I mean, these options are easier and cleaner to get the same result. So why do it like this? What am I missing?

travis.dewolf · February 2, 2023, 8:08pm

Sorry, could you post the full code of the original and alternative?

nrofis · February 2, 2023, 9:41pm

The code is quite long and I will write here the function I’m talking on.

From Nonlinear Adaptive Control example I’m looking at the add_adaptation function.

This is the original code:

def add_adaptation(model, learning_rate=1e-5):
    with model:
        # create ensemble to adapt to unmodeled dynamics
        adapt = nengo.Ensemble(n_neurons=500, dimensions=2, radius=np.sqrt(2))
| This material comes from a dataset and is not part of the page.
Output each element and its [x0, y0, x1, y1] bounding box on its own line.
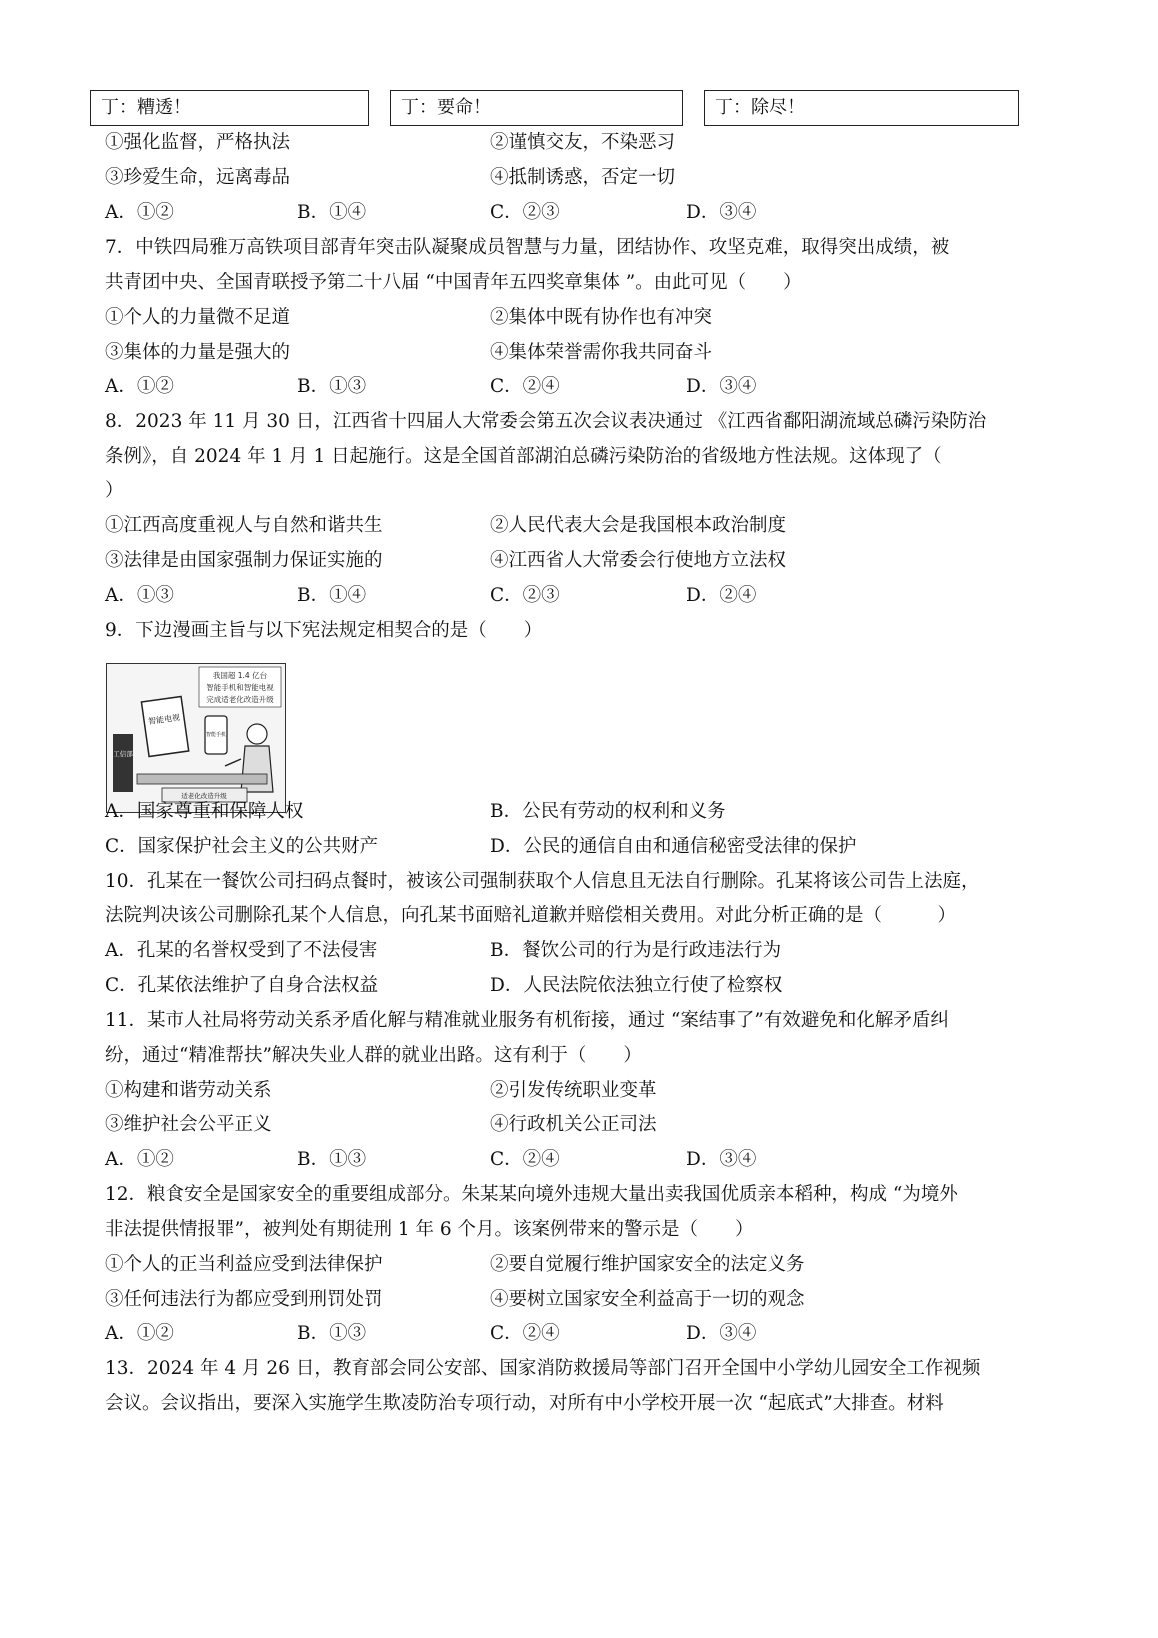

        means = np.array([0.75, 2.25])
        scaling = np.array([0.75, 1.25])
        scale_node = nengo.Node(
            output=lambda t, x: (x - means) / scaling, size_in=2, size_out=2
        )
        # to send target info to ensemble
        nengo.Connection(model.arm_node[:2], scale_node)
        nengo.Connection(scale_node, adapt)
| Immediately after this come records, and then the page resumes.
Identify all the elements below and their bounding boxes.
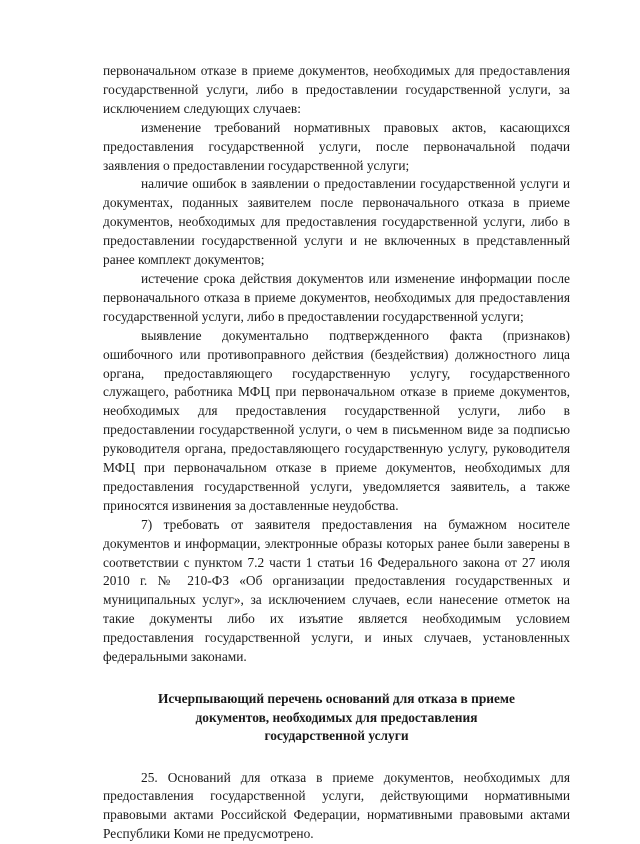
- spacer: [103, 746, 570, 769]
- paragraph-expiration: истечение срока действия документов или изменение информации после первоначального отказа в приеме документов, необходимых для предоставления государственной услуги, либо в предоставлении государственной услуги;: [103, 270, 570, 327]
- section-heading-line-2: документов, необходимых для предоставления: [103, 709, 570, 728]
- document-page: [103, 62, 570, 844]
- section-heading-line-3: государственной услуги: [103, 727, 570, 746]
- paragraph-intro: первоначальном отказе в приеме документов, необходимых для предоставления государственной услуги, либо в предоставлении государственной услуги, за исключением следующих случаев:: [103, 62, 570, 119]
- paragraph-misconduct: выявление документально подтвержденного факта (признаков) ошибочного или противоправного действия (бездействия) должностного лица органа, предоставляющего государственную услугу, государственного служащего, работника МФЦ при первоначальном отказе в приеме документов, необходимых для предоставления государственной услуги, либо в предоставлении государственной услуги, о чем в письменном виде за подписью руководителя органа, предоставляющего государственную услугу, руководителя МФЦ при первоначальном отказе в приеме документов, необходимых для предоставления государственной услуги, уведомляется заявитель, а также приносятся извинения за доставленные неудобства.: [103, 327, 570, 516]
- paragraph-item-7: 7) требовать от заявителя предоставления на бумажном носителе документов и информации, электронные образы которых ранее были заверены в соответствии с пунктом 7.2 части 1 статьи 16 Федерального закона от 27 июля 2010 г. № 210-ФЗ «Об организации предоставления государственных и муниципальных услуг», за исключением случаев, если нанесение отметок на такие документы либо их изъятие является необходимым условием предоставления государственной услуги, и иных случаев, установленных федеральными законами.: [103, 516, 570, 667]
- section-heading: [103, 690, 570, 746]
- paragraph-25: 25. Оснований для отказа в приеме документов, необходимых для предоставления государственной услуги, действующими нормативными правовыми актами Российской Федерации, нормативными правовыми актами Республики Коми не предусмотрено.: [103, 769, 570, 844]
- section-heading-line-1: Исчерпывающий перечень оснований для отказа в приеме: [103, 690, 570, 709]
- paragraph-errors: наличие ошибок в заявлении о предоставлении государственной услуги и документах, поданных заявителем после первоначального отказа в приеме документов, необходимых для предоставления государственной услуги, либо в предоставлении государственной услуги и не включенных в представленный ранее комплект документов;: [103, 175, 570, 270]
- paragraph-requirements-change: изменение требований нормативных правовых актов, касающихся предоставления государственной услуги, после первоначальной подачи заявления о предоставлении государственной услуги;: [103, 119, 570, 176]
        # create the learning connection from adapt to the arm simulation
        learn_conn = nengo.Connection(
            adapt,
            model.arm_node[2:4],
            function=lambda x: np.zeros(2),
            learning_rule_type=nengo.PES(learning_rate),
            synapse=0.05,
        )
        # connect up the osc signal as the training signal
        nengo.Connection(model.osc_node, learn_conn.learning_rule, transform=-1)
    return model

Here they use a learning rate of 1e-5 but then multiply the post output by 10 times.

Instead of using 1e-5, they could add a dedicated node for scaling the error (and reduce the learning rate by 10 times), or change the transform property in the last nengo.Connection to -0.1 like:

def add_adaptation(model, learning_rate=1e-4):   # !! CHANGE !!
    with model:
        # create ensemble to adapt to unmodeled dynamics
        adapt = nengo.Ensemble(n_neurons=500, dimensions=2, radius=np.sqrt(2))

        means = np.array([0.75, 2.25])
        scaling = np.array([0.75, 1.25])
        scale_node = nengo.Node(
            output=lambda t, x: (x - means) / scaling, size_in=2, size_out=2
        )
        # to send target info to ensemble
        nengo.Connection(model.arm_node[:2], scale_node)
        nengo.Connection(scale_node, adapt)

        # create the learning connection from adapt to the arm simulation
        learn_conn = nengo.Connection(
            adapt,
            model.arm_node[2:4],
            function=lambda x: np.zeros(2),
            learning_rule_type=nengo.PES(learning_rate),
            synapse=0.05,
        )
        # connect up the osc signal as the training signal
        nengo.Connection(model.osc_node, learn_conn.learning_rule, transform=-0.1)  # !! CHANGE !!
    return model

In that way, they can keep the representational range of the ensemble ([-1,1]) without changing the learning rate. So what is the motivation to keep the learning rate low instead of modifying the transform or adding a scale node (and creating a cleaner code)?

travis.dewolf · February 7, 2023, 2:03pm

Hm, I’ll be honest I think I’m missing what you’re saying. The code you posted does not seem cleaner to me. I find it more confusing to have extra terms scaling the learning rate that need to be accounted for when debugging instead of clearly setting the learning rate in one place. I’m not sure why keeping the learning rate at 1e-4 would be considered cleaner.

The two sets of code appear to implement the same functionality to me, so you still need the x10 scale up on the output. So, I’m a bit confused.

If it’s just a preference thing, go for it! I don’t have much to say about that.

nrofis · February 7, 2023, 2:28pm

Hmm, maybe it is preference. I was confused since they created a scale_node to scale the input signal and changed the learning rate to scale the error, then rescaled again in the post.

For me, it was not so intuitive that I needed to change the learning rate to control the error range then scale the opposite in the post node. I found it cleaner to scale the error separately, then adjust the learning rate based on the model behavior. I understand that the result is the same, but it just weird.

BTW, they could use 1e-4 in the learning rate and remove the x10 in the post

u += x[2:4] * 10  # add in the adaptive control signal

Anyway, it is probably a coding preference since it is identical mathematically. Thank you!